Tiruchirappalli, Tamil Nadu:
Tamil Nadu Governor RN Ravi on Monday claimed that great national freedom fighters like the Maruthu brothers and Muthuramalinga Thevar have been reduced to the stature of caste leaders in the state due to a political conspiracy to promote the British Dravidian narrative.
Celebrations commemorating their sacrifices have been privatised, he said.
“A concerted attempt has been made in this state to erase the history of this place, to write a parallel history. A false narrative on racial divide of Dravidian and Aryan was created,” RN Ravi claimed at an event here after paying floral tributes to a portrait of the Maruthu brothers, Periya Maruthu and Chinna Maruthu.
“Do you know who the father of Dravidian theory is? Who gave it? It was Robert Caldwell who created the hypothesis that Dravidian is a separate race,” the Governor said.
Robert Caldwell, a missionary, was a school dropout and over time he became an expert on languages, he added.
“It was the British design to divide the country and they picked up collaborators during the freedom movement,” he said.
A counter-freedom movement on Aryan and Dravidian divide was created during the Independence movement and it started destroying the institutions that defined this place, the Governor claimed.
But Tamil Nadu, RN Ravi said, was a land of great spiritual leaders, ‘siddhars’, ‘rishis’, and a land that produced a large number of warriors.
The Maruthu brothers were perhaps the first freedom fighters of India who ignited the national freedom movement long before others woke up to it, by giving up their lives and by providing a conceptual framework — Jambudweep prakatanam — for the whole of India, RN Ravi said, adding that the declaration was placed in Srirangam temple in Tiruchirappalli.
He recalled that two years ago, he received a list of Tamil Nadu’s freedom fighters containing less than 40 names and was disappointed to note that there was no mention of the Maruthu brothers.

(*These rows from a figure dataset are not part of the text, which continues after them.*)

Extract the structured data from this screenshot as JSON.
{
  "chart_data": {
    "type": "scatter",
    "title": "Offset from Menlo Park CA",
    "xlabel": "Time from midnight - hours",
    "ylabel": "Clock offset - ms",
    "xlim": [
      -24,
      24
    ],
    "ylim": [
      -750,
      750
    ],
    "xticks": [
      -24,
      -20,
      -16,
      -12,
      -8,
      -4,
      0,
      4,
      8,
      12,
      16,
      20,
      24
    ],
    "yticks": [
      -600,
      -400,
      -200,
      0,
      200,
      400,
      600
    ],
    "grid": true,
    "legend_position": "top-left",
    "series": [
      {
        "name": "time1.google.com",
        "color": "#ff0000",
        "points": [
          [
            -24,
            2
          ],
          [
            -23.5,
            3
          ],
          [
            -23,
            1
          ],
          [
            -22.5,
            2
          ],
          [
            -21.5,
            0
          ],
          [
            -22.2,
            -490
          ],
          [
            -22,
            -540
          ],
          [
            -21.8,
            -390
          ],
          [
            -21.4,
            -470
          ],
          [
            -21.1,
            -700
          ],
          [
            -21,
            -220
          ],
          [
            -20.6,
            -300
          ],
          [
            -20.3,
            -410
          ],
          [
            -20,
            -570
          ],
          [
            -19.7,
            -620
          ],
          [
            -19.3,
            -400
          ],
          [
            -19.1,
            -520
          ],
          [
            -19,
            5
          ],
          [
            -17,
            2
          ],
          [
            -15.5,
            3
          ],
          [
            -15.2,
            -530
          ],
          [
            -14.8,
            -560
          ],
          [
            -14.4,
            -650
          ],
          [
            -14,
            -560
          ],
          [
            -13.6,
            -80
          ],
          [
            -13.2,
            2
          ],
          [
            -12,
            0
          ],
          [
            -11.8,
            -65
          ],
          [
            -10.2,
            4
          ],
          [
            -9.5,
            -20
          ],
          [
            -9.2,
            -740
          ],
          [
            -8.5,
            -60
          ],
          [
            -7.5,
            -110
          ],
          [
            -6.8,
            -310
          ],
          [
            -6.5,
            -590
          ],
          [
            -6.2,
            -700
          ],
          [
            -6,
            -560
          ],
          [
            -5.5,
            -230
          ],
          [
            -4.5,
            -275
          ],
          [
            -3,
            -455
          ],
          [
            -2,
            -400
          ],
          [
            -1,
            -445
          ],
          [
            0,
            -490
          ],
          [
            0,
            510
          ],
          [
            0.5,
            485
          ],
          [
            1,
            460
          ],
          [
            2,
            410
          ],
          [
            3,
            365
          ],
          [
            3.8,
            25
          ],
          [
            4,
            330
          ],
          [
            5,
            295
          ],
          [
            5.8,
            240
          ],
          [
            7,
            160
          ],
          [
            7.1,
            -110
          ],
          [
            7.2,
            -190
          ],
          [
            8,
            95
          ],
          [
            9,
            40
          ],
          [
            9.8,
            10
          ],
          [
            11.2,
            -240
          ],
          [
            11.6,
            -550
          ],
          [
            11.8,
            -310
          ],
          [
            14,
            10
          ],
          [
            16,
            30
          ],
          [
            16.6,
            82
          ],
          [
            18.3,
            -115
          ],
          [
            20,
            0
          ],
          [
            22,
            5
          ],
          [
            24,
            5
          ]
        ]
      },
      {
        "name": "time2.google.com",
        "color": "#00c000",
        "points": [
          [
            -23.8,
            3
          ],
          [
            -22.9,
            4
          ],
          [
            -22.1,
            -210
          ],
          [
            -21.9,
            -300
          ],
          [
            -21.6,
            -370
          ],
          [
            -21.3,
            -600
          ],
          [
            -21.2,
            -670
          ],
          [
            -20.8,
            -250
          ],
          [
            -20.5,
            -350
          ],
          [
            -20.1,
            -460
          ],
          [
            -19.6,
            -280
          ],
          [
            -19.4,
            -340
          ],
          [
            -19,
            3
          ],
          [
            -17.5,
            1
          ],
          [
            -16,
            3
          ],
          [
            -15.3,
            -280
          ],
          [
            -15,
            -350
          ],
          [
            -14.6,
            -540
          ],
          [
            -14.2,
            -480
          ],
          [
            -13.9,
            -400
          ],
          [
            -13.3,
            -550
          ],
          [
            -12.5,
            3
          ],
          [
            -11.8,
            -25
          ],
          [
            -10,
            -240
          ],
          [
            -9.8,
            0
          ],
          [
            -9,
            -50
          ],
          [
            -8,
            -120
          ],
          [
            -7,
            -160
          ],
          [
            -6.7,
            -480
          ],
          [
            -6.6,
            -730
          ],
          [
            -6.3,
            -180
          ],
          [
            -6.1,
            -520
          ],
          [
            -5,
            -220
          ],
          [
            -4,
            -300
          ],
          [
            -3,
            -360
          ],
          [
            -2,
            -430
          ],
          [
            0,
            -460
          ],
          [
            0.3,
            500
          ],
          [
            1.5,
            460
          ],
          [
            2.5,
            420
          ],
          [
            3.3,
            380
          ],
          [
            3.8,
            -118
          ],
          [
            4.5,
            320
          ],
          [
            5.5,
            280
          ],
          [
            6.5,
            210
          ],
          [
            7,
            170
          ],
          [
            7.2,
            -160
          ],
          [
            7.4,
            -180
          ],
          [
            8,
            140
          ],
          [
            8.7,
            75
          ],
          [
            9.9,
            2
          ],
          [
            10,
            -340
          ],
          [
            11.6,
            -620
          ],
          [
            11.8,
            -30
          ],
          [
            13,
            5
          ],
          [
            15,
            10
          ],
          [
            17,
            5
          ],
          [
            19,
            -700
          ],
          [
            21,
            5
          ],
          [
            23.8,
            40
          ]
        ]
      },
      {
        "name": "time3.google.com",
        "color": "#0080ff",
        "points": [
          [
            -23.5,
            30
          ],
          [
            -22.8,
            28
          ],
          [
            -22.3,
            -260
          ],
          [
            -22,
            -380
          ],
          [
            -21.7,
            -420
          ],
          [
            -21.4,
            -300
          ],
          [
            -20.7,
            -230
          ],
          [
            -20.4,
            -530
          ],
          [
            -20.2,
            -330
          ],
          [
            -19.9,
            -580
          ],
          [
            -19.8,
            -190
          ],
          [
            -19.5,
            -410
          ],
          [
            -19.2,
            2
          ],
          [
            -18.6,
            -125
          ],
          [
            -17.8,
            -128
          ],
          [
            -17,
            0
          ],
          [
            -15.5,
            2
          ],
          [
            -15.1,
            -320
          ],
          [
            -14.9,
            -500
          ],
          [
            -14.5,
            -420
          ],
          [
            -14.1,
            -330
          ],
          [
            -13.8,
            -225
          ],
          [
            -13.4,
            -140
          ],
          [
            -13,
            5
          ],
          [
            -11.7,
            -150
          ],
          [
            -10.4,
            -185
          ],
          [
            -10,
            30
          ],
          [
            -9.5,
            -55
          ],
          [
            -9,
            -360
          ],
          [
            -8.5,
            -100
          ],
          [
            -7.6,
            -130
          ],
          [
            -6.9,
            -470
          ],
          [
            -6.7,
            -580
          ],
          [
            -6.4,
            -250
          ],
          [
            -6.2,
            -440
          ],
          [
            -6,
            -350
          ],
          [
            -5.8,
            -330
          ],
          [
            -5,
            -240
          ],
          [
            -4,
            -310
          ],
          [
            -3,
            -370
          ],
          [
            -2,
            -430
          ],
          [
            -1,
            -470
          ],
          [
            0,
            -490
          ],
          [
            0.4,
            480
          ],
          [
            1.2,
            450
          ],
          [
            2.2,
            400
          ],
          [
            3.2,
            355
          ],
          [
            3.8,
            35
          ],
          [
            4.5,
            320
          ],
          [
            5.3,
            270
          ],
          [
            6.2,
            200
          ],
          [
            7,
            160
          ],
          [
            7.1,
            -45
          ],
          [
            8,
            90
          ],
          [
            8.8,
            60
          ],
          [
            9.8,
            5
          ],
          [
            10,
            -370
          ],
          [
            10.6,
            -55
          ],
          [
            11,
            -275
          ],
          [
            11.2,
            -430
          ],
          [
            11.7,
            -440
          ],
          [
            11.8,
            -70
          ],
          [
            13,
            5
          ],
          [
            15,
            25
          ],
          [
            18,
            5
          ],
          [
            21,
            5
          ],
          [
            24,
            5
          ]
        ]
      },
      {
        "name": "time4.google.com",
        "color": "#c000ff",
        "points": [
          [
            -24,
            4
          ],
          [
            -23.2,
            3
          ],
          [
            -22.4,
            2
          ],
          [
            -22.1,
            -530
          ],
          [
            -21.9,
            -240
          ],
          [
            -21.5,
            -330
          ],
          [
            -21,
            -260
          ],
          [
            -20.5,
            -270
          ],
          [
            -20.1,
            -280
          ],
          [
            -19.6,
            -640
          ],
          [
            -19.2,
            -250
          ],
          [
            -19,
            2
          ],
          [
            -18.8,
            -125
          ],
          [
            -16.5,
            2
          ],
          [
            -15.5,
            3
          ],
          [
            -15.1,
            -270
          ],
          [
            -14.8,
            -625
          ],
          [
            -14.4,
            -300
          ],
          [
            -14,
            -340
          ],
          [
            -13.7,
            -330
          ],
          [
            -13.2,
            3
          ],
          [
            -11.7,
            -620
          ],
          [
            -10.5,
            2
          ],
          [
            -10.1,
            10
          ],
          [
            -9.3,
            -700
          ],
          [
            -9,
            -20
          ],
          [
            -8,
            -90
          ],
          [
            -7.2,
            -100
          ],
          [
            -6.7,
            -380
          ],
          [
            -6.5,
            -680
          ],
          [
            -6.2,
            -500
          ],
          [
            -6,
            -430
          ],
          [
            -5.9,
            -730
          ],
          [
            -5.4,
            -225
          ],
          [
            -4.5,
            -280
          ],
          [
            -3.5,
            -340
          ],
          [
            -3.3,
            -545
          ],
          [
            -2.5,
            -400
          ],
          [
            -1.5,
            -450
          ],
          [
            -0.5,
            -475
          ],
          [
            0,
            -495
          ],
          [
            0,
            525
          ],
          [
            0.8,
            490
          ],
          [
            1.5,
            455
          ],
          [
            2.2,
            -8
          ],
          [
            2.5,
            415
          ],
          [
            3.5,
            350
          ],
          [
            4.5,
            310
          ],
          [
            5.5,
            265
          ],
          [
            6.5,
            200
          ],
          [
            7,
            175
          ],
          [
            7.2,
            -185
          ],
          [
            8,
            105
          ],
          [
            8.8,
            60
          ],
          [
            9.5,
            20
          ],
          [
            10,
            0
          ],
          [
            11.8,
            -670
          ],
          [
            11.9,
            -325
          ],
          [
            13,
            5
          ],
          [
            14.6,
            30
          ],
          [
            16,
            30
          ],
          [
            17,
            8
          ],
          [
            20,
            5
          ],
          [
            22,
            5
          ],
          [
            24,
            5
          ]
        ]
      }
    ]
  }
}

He wondered that if a small state like Nagaland, where he served as Governor earlier, could have more than one thousand freedom fighters, how come Tamil Nadu has only a handful.
Later on, he said, he learnt that there were several thousands of freedom fighters from the state who sacrificed their lives for independence.
He regretted that in 2012 a prohibitory order, citing a law and order incident resulting in the deaths of some people, was issued by the authorities, restraining people from assembling in large numbers from October 23 to 31 in Sivaganga district, where the Maruthu brothers carried out their activities and which was the centre of revolt against the British.
As a result, remembering the sacrifices of the Maruthu brothers has become a private affair, even 11 years after the unfortunate incident, the Governor said.
Muthuramalinga Thevar, another great national freedom fighter and associate of Netaji, has also been reduced to the stature of a caste leader, he added.
“I wonder if Mahatma Gandhi, Netaji Subash Chandra Bose, Sardar Patel and Bhagat Singh, too, would have been reduced to caste leaders had they been born in Tamil Nadu. Such is the situation here today. I think this is not acceptable,” he said.
Quoting a couplet from Thirukkural, authored by Tamil savant Thiruvalluvar, the Governor reminded that it was not virtuous on one’s part to forget to show gratitude to those who sacrificed their lives for our freedom.